The usage object returned with every completion breaks down token usage:
{
  "usage": {
    "prompt_tokens": 312,
    "completion_tokens": 87,
    "total_tokens": 399
  }
}
FieldWhat it counts
prompt_tokensAll tokens in your messages array, including system prompts
completion_tokensTokens generated by the model in this response
total_tokensSum of the above
On reasoning models, completion_tokens includes internal reasoning tokens. Some responses include a completion_tokens_details breakdown.

Context Windows

A model’s context window is the maximum number of tokens it can process in a single request — the sum of prompt_tokens and completion_tokens combined.
ModelContext window
gpt-4o-mini128,000 tokens
gpt-4o128,000 tokens
o3, o4-mini200,000 tokens
claude-opus-4-5200,000 tokens
gemini-2.5-pro1,000,000 tokens
Sending a request that exceeds the context window returns a 400 error. Always leave headroom for the model’s output — if the window is 128K and your prompt is 127K tokens, the model has almost no room to respond.

Controlling Output Length

Use max_tokens to cap how many tokens the model generates. This prevents runaway costs and enforces response length for your use case.
response = client.chat.completions.create(
    model="gpt-4o-mini",
    messages=[{"role": "user", "content": "Summarize the French Revolution."}],
    max_tokens=200,  # model will stop after ~200 output tokens
)
If the model hits max_tokens before finishing, finish_reason will be "length" instead of "stop". The response is truncated — check finish_reason in production to detect this.

Managing Long Conversations

Because the full messages array is sent on every request, conversation costs grow with each turn. For long sessions, use one of these strategies:
Keep only the last N turns in the messages array, always preserving the system message at the start.
MAX_TURNS = 10  # keep last 10 user+assistant pairs

def trim_messages(messages):
    system = [m for m in messages if m["role"] == "system"]
    rest = [m for m in messages if m["role"] != "system"]
    return system + rest[-MAX_TURNS * 2:]  # 2 messages per turn
When history gets long, ask the model to summarize it, then replace the old messages with the summary.
summary_response = client.chat.completions.create(
    model="gpt-4o-mini",
    messages=[
        {"role": "system", "content": "Summarize this conversation in 3-5 sentences, preserving key facts."},
        *old_messages
    ]
)
summary = summary_response.choices[0].message.content

# Replace history with summary
messages = [
    {"role": "system", "content": system_prompt},
    {"role": "assistant", "content": f"[Conversation summary: {summary}]"},
]
If your system prompt or context is large and stable across many requests, enable Prompt Caching. The first request processes and caches the prefix; subsequent requests with the same prefix pay a fraction of the cost.

Estimating Costs Before Sending

You can estimate token usage before making a request by counting tokens locally. The tiktoken library implements OpenAI’s tokenizer:
import tiktoken

enc = tiktoken.encoding_for_model("gpt-4o")
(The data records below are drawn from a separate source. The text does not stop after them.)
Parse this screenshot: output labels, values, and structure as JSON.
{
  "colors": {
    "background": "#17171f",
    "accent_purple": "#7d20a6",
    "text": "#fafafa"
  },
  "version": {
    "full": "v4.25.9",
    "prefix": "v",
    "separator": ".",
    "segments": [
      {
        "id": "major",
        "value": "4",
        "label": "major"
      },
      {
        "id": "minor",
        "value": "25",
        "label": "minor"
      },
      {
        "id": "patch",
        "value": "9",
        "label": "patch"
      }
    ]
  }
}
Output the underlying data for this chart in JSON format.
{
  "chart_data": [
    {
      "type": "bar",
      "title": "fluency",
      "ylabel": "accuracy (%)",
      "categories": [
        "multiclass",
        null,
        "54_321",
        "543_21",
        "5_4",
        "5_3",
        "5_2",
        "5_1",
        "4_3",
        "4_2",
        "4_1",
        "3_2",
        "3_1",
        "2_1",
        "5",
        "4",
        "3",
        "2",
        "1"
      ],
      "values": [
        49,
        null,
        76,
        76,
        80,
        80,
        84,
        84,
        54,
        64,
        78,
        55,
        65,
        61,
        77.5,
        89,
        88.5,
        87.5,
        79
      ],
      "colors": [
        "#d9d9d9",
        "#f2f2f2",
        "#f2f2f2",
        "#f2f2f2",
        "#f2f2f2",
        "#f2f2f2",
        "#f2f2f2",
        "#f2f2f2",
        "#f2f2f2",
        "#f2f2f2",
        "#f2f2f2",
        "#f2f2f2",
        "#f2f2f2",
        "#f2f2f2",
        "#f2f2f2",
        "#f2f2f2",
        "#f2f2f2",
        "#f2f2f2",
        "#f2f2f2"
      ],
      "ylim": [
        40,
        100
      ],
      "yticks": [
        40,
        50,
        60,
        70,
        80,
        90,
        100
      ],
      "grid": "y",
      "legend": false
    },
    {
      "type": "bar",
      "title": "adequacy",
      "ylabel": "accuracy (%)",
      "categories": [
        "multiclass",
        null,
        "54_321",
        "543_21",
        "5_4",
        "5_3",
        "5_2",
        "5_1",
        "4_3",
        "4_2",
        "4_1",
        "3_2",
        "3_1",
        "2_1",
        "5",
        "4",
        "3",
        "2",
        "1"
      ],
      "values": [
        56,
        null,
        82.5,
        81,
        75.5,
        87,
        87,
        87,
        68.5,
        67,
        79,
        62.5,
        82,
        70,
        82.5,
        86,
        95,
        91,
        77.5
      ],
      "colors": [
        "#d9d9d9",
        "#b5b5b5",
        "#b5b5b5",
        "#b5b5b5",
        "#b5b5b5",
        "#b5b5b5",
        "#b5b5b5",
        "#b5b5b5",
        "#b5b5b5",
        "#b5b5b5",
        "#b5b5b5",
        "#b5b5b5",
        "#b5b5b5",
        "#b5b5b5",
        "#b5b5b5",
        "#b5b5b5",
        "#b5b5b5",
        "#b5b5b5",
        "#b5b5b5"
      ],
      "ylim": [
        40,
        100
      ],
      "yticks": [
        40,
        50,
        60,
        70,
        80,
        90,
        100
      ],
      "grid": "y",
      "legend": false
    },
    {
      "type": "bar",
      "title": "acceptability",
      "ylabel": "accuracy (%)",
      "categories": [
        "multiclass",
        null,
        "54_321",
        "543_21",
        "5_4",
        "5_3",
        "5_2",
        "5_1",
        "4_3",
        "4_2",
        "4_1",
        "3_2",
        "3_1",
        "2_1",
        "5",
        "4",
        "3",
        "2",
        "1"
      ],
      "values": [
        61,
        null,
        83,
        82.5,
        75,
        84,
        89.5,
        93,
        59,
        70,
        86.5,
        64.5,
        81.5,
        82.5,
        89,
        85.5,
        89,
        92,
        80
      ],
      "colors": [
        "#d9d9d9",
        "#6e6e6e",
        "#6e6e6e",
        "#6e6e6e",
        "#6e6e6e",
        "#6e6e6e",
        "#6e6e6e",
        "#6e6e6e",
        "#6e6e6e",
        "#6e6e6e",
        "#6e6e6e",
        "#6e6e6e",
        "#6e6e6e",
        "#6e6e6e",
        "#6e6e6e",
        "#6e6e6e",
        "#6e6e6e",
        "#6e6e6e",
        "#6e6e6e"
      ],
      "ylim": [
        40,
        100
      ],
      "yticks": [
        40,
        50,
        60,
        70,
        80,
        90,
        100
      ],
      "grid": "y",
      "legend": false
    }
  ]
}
def count_tokens(messages):
    total = 0
    for msg in messages:
        total += 4  # overhead per message
        for value in msg.values():
            total += len(enc.encode(str(value)))
    total += 2  # priming tokens
    return total

tokens = count_tokens(messages)
print(f"Estimated prompt tokens: {tokens}")
This is an approximation. For billing purposes, always use the usage values returned in the actual API response.

Token Cost Summary

Token typeBilling
Prompt tokensCharged per model’s input rate
Completion tokensCharged per model’s output rate
Cached prompt tokensDiscounted (typically 50–75% off input rate)
Reasoning tokensBilled as output tokens on most models
See the Models page for per-model rates and the Billing page to check your current balance and usage.